Selon Europe 1, chaque année, près de
1 200 nouveaux jeux de société arrivent
sur le marché
On peut alors envisager des jeux de cartes, d’enquête ou de stratégie. Et pourquoi pas aussi, reprendre ce qui marche si bien chez les adultes et d’en faire des versions adaptées aux enfants ? « On ne se ferme à rien ! », répond l’expert, avec tout l’enthousiasme que l’on pourrait imaginer d’un créateur de jeu. D’ailleurs, deux adaptations émanant d’Asmodée reprennent ce principe : Unlock Kids et Mysterium Kids, les deux versions enfants pour les jeux Unlock et Mysterium.
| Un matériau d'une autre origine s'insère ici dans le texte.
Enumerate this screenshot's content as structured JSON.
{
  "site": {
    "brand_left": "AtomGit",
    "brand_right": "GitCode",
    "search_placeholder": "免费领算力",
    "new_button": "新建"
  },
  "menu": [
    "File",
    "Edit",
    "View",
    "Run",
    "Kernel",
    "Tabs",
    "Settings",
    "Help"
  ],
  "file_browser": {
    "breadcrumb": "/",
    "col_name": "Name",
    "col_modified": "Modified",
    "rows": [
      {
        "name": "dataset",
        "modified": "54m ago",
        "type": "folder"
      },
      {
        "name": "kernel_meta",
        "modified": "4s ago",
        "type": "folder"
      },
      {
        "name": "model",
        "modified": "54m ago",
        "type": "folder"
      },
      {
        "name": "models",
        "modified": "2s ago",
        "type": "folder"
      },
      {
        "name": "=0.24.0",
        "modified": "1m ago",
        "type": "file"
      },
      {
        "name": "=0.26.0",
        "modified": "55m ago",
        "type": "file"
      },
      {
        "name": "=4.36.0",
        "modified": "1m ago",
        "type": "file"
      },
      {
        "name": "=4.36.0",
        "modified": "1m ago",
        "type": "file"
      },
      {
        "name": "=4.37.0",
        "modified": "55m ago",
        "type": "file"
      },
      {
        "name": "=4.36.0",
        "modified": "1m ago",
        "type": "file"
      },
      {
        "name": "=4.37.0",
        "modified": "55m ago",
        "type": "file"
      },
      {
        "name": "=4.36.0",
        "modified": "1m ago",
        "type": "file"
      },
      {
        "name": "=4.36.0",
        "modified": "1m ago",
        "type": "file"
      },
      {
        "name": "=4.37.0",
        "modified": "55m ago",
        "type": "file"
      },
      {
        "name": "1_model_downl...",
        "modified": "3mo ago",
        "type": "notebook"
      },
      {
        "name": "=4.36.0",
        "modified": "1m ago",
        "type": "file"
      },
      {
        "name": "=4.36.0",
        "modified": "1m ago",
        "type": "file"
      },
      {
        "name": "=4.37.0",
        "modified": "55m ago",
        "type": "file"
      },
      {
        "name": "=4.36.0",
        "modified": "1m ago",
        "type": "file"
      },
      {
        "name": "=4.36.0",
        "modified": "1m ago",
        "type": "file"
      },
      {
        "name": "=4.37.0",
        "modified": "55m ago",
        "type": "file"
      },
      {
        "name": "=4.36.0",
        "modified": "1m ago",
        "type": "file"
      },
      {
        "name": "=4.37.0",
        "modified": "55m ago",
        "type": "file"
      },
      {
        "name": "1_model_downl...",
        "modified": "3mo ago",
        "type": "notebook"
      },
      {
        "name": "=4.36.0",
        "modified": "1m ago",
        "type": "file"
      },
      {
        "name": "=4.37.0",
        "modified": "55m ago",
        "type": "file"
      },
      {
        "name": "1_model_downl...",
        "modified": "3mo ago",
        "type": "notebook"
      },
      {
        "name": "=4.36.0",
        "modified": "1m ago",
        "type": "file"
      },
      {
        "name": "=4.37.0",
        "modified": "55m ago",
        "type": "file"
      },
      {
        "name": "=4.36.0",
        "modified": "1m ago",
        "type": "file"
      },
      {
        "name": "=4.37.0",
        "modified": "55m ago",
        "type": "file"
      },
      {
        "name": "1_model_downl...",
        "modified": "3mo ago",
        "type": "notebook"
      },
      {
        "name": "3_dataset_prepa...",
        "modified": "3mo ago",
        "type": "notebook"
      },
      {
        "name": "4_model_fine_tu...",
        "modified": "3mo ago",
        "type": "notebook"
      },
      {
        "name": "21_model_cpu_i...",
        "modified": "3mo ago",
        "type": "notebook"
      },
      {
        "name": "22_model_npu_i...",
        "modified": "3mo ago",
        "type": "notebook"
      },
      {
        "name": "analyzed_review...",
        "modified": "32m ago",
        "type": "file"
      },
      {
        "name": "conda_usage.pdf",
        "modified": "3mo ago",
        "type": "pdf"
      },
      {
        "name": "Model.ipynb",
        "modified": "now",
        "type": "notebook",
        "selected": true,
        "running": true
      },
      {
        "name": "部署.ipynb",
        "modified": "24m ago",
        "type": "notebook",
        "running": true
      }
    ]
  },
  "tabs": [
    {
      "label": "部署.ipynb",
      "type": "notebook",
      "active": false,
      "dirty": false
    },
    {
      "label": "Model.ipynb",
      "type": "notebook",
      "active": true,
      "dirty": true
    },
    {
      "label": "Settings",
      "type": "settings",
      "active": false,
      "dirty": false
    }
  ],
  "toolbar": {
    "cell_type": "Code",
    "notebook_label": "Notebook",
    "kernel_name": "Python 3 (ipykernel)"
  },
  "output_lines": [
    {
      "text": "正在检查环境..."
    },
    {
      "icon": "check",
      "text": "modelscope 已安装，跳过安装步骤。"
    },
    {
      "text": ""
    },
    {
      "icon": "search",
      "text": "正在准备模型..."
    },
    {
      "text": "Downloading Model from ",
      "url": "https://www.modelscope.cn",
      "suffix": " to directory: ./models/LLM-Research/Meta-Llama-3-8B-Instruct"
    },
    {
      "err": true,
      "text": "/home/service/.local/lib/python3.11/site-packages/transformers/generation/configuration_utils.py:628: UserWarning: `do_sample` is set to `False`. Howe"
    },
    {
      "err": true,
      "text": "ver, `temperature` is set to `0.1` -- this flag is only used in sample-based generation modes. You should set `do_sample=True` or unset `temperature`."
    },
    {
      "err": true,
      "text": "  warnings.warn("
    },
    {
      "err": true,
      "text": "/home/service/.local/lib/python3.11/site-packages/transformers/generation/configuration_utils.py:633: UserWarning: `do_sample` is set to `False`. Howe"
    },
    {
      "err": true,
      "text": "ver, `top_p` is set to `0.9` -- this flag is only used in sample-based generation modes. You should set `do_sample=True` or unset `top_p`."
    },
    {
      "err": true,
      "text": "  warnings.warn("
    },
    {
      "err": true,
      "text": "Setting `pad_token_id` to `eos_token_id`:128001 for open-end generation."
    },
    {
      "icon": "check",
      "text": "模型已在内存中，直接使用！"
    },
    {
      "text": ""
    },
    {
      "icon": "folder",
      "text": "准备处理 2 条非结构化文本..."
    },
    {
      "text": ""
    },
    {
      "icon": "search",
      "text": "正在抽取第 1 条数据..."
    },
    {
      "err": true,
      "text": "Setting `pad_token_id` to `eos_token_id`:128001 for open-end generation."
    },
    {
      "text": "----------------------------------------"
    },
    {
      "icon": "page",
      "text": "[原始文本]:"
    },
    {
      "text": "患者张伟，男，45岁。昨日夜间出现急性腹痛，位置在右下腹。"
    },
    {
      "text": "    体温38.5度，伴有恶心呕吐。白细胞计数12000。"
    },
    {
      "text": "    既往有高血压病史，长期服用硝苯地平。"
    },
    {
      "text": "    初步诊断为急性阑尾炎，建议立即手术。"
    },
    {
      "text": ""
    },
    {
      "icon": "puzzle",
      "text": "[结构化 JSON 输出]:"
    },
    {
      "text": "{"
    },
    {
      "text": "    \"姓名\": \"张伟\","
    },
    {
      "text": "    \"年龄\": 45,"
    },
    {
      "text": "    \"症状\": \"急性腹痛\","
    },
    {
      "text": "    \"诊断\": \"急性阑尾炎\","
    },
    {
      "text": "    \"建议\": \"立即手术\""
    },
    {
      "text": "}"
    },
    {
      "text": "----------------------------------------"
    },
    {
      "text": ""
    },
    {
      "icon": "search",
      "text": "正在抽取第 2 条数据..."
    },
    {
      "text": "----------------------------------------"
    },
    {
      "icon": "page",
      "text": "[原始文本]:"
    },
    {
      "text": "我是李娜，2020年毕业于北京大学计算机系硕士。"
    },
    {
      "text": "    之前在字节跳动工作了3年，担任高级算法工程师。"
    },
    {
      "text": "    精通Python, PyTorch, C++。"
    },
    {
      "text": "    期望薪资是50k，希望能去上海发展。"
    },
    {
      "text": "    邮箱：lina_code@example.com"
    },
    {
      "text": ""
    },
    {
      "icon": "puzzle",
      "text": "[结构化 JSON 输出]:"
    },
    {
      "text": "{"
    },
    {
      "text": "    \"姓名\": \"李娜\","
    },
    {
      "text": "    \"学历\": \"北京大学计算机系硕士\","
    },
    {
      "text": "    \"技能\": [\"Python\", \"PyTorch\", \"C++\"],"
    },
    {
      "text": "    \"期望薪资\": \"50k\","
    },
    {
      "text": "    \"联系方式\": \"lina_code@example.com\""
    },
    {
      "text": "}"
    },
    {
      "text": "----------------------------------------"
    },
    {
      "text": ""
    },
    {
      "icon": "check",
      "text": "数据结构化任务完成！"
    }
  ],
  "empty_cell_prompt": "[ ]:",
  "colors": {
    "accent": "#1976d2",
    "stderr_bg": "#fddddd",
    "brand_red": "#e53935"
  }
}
Le premier propose des escape games pour les petits de 6, 7 ou 8 ans. « L’adaptation s’est faite sur la contrainte, raconte Benoît. On a supprimé tout ce qui nécessitait l’utilisation d’une application. On a aussi raccourci le temps du jeu parce qu’on ne peut pas demander à un enfant de 6 ans de rester concentré pendant une heure sur une enquête. À l’inverse, on a accentué le côté aventure notamment pour la quatrième édition que l’on sort cette année, inspirée de l’univers de Tomm Moore et de ses films d’animation Le secret de Kells, Le chant de la mer et Le peuple loup ».
Le deuxième reprend le principe du Mysterium classique, soit un jeu de communication restreinte. « Il y a un fantôme qui doit transmettre des informations aux autres joueurs, lesquels cherchent un trésor. Mais il n’a pas le droit de parler. Dans la version adulte, il utilise l’image pour aiguiller tout le monde. Dans la version enfant, il utilise le son. La créativité des enfants avec ce mode de communication est vraiment surprenante », résume le chef du studio.
C’est sur ce dernier point qu’insiste notre expert : la créativité. « Avec nos jeux, on veut tirer les enfants vers le haut tout en restant le plus loin possible de l’exercice formel auquel ils se heurtent à l’école ». Oui, les jeux de société ont de véritables enjeux. Que ce soit de sociabilité, de développement, de découverte et d’expression. Mais pour être vraiment efficaces, ils doivent être avant tout amusants : « Sinon, c’est qu’on a raté quelque chose », conclut Benoît.